ピボットポイントは常に正確なのでしょうか?
いいえ。ピボットポイントは反応が起こる可能性のあるゾーンであり、必ずしも転換点となるわけではありません。トレンド、ボラティリティ、市場状況によっては、価格はピボットポイントから反発したり、その付近で停滞したり、突破したりする可能性があります。
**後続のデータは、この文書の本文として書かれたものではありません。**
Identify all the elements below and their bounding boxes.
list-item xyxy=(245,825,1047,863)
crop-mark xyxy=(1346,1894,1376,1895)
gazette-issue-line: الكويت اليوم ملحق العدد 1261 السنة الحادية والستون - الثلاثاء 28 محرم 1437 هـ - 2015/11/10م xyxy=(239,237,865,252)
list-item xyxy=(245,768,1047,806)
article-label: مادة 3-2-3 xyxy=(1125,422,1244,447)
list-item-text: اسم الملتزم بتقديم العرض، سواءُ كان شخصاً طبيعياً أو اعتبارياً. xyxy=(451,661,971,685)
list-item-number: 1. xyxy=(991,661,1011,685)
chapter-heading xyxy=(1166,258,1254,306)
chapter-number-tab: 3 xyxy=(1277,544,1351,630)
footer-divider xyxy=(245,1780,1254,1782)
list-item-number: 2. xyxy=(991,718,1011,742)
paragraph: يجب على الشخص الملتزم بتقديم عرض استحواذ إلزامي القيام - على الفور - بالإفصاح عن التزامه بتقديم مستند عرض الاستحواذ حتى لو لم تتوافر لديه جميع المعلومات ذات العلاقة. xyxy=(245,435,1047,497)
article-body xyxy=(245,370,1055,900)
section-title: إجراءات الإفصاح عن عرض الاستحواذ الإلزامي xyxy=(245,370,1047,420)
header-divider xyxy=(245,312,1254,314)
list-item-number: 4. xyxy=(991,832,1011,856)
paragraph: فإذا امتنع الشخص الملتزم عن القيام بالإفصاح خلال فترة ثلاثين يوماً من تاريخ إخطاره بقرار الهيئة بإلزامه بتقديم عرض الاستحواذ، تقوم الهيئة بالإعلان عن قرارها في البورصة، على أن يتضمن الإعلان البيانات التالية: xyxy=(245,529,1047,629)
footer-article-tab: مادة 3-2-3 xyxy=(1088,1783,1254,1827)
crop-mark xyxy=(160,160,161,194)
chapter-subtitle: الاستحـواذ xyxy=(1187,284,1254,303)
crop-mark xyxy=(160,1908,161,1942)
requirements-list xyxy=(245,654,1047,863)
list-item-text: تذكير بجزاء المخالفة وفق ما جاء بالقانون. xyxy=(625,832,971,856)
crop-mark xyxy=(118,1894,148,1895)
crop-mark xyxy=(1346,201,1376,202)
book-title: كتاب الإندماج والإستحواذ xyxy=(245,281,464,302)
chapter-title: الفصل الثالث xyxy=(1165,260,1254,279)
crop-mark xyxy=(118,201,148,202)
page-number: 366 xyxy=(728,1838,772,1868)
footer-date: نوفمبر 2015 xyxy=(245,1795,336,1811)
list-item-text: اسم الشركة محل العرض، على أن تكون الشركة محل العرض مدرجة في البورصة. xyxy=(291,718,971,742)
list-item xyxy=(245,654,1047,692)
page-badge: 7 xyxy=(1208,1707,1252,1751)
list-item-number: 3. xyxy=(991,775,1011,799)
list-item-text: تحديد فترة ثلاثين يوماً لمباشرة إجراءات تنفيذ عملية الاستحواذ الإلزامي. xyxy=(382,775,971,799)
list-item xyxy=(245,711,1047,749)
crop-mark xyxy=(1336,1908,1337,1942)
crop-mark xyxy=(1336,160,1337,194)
デイトレーダーはピボットポイントを利用するのですか?
はい。ピボットポイントは、取引開始前に計算できるため、デイトレーダーに人気があります。トレーダーはピボットポイントを使って、支持線、抵抗線、エントリーポイント、エグジットポイント、リスクレベルなどを計画します。
まとめ
ピボットポイントとは、トレーダーが潜在的な支持線と抵抗線を特定するのに役立つ、計算された価格水準のことです。通常、これは前期間の高値、安値、終値に基づいて算出されます。
初心者トレーダーにとって、ピボットポイントは市場が変動する前にシンプルな価格マップを提供してくれるため便利です。しかし、ピボットポイントはあくまでも計画ゾーンとして捉えるべきであり、確実な売買シグナルとして扱うべきではありません。